Ogiek community members light a fire before retrieving honey from a traditional beehive at the Mara forest, on July 20, 2017. [Jenipher Wachie, Standard]

As the world celebrates the International Day of World’s Indigenous People's today, it is a dull moment for those living in Kenya.

Local forest indigenous groups say while courts have come to their protection, marginalisation continues with long-standing unimplemented court rulings, evictions and ethnic clashes amid a raging global pandemic. 
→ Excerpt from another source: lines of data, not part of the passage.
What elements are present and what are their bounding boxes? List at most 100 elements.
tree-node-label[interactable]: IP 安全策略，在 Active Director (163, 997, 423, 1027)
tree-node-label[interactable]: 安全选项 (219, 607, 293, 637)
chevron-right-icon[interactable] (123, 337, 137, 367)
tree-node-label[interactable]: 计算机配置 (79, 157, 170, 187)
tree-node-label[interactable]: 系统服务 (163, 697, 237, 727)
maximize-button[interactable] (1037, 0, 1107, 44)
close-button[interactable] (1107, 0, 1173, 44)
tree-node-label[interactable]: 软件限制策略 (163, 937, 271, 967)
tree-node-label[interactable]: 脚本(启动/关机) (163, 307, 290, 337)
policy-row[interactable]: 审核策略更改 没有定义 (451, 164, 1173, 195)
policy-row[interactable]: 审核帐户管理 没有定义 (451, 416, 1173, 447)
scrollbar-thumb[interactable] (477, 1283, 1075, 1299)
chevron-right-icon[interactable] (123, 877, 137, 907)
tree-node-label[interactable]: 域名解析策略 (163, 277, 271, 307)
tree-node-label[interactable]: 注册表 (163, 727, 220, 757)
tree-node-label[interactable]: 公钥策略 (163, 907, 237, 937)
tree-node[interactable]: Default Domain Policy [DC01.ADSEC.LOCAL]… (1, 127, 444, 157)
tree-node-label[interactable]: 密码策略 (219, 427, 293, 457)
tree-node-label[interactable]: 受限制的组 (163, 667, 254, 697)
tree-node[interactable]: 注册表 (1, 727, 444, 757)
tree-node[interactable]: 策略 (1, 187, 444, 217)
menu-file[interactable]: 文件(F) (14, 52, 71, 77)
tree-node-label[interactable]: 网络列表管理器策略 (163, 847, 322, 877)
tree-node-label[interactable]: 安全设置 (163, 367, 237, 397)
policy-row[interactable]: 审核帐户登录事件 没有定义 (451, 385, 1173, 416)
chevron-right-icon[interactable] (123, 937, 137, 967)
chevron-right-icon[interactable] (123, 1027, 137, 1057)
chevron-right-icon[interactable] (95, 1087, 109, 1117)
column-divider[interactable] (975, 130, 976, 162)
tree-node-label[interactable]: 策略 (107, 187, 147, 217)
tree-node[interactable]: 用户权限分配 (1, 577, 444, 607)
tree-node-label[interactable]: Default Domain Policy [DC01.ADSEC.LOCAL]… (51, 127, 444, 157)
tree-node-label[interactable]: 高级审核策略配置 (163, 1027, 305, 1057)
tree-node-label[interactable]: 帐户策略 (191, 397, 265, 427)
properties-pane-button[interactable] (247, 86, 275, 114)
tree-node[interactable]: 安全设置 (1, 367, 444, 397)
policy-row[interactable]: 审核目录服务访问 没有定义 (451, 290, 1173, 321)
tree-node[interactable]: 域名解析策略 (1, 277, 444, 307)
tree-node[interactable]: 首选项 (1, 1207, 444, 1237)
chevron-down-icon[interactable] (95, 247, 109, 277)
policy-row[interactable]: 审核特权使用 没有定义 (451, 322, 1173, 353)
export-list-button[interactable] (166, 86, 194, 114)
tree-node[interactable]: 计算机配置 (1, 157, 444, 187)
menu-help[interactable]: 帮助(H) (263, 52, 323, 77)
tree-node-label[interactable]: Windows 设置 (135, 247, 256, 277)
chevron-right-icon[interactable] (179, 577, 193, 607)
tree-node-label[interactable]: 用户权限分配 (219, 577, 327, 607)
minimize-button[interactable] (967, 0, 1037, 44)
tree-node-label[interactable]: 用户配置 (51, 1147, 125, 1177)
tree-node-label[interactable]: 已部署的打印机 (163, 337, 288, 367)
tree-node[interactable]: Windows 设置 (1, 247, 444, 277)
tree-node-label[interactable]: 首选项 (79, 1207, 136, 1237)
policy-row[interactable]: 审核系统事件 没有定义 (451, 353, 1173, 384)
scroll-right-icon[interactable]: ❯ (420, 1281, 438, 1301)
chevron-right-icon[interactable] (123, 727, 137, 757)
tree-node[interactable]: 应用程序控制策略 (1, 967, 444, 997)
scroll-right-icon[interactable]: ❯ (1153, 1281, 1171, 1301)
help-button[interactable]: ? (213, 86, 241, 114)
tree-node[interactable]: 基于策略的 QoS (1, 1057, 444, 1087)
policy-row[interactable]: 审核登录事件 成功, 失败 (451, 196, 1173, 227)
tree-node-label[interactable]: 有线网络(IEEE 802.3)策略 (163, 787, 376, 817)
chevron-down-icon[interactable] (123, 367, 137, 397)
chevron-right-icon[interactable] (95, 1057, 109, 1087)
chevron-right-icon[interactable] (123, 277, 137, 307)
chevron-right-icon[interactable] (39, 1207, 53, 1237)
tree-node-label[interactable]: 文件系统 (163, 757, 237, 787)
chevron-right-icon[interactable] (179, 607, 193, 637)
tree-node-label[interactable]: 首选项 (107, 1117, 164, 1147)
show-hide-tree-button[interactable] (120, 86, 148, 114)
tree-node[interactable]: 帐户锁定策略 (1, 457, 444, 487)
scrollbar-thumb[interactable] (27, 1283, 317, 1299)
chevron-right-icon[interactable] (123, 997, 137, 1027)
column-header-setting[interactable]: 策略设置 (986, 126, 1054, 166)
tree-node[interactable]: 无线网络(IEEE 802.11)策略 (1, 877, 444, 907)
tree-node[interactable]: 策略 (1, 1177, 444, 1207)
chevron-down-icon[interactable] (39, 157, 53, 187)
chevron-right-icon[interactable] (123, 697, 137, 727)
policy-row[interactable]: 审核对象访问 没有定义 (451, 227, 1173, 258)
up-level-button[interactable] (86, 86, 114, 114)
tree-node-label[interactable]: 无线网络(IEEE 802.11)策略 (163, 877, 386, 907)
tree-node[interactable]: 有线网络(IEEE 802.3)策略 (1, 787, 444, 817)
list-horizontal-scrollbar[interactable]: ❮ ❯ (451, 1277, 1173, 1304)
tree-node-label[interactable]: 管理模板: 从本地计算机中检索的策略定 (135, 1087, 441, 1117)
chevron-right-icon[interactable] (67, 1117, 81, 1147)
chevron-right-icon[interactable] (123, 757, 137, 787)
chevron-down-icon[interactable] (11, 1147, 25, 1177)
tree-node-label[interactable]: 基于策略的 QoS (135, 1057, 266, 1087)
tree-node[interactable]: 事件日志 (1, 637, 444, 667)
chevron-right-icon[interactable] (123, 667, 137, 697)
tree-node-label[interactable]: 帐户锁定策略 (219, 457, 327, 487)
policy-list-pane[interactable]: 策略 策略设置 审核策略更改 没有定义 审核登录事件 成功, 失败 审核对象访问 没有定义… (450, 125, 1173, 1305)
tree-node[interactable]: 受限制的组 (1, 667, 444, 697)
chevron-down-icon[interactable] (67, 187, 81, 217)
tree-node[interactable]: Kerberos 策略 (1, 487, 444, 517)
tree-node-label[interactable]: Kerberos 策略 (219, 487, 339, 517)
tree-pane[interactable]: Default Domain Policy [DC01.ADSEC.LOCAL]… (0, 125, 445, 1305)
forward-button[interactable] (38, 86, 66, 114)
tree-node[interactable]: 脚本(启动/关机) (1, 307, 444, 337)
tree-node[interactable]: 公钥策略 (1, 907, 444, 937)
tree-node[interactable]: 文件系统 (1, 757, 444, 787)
“But we have nothing to celebrate because of continued marginalisation and empty promises. The indigenous communities have won big in both local and international courts while fighting for their rights but the ruling in their favour against the government remain empty years later,” said Joseph Towett, chairperson of groups.

The theme of this year's celebrations is "Covid-19 and Indigenous People's Resilience", a pandemic that Minority Rights Group International has termed as a crisis deepening poverty and discrimination for minorities and indigenous peoples.

“It is time the government realised that rights of all people matter and should be respected because most of them have faced forceful evictions amid the pandemic. The Ogiek and the Sengwer communities have been subjected to forceful evictions from their homes during the pandemic period, which is really sad,” Towett said.

Richard Yegon, one of the elders from Endorois community, an indigenous minority community living on the shores of Lake Baringo, said community is yet to be given land after it was forcefully evicted to create a national reserve in 1970s.

Following unsuccessful efforts to resolve the situation at the national level, in 2003, Endorois lodged a case before the African Commission on Human and Peoples’ Rights. The case challenged lack of consultation or compensation for the forced displacement, and lack of protection to the Endorois’ traditional way of life, and claimed violations of the Endorois’ rights to non-discrimination, property, access to natural resources on their land, religious and cultural life, and to development.

In a landmark decision adopted by the African Union on February 2, 2010, the African Commission declared the expulsion of Endorois from their ancestral lands illegal.

The African Commission found the Kenyan Government failed to recognise and protect Endorois’ ancestral land rights and failed to provide sufficient compensation or alternative grazing land following their eviction, or to grant restitution of their land, and similarly failed to include the community within the relevant development processes. It also made a series of recommendations for the government to follow.

“We won the case but what has only been implemented is that we are only allowed to access the park. The government is yet to give us alternative land or compensate us. Marking this day however is a recognition that we still exist and that we are still fighting on,” Yegon said.

Ogiek Peoples Development Programme Director Daniel Kobei said the day is a special recognition for indigenous communities land rights and territories and their aspirations as well as their dignity as a people. “This year however, we have been affected by evictions where the communities have been forced to seek refuge and congest themselves. It is a scare in containing spread of pandemic within the community,” Kobei said.

According to Minority Rights Group International, coronavirus pandemic is deepening poverty and discrimination for minorities and indigenous peoples worldwide.

“As cold weather prevails mid-year in Kenya and temperatures plummet in the highlands where traditional forest peoples live, Covid-19 is surging across the country. But rather than being able to shelter safely in their homes, Indigenous and forest-dwelling communities are being evicted from their ancestral lands, and their homes and farms destroyed by their own government,” the report said.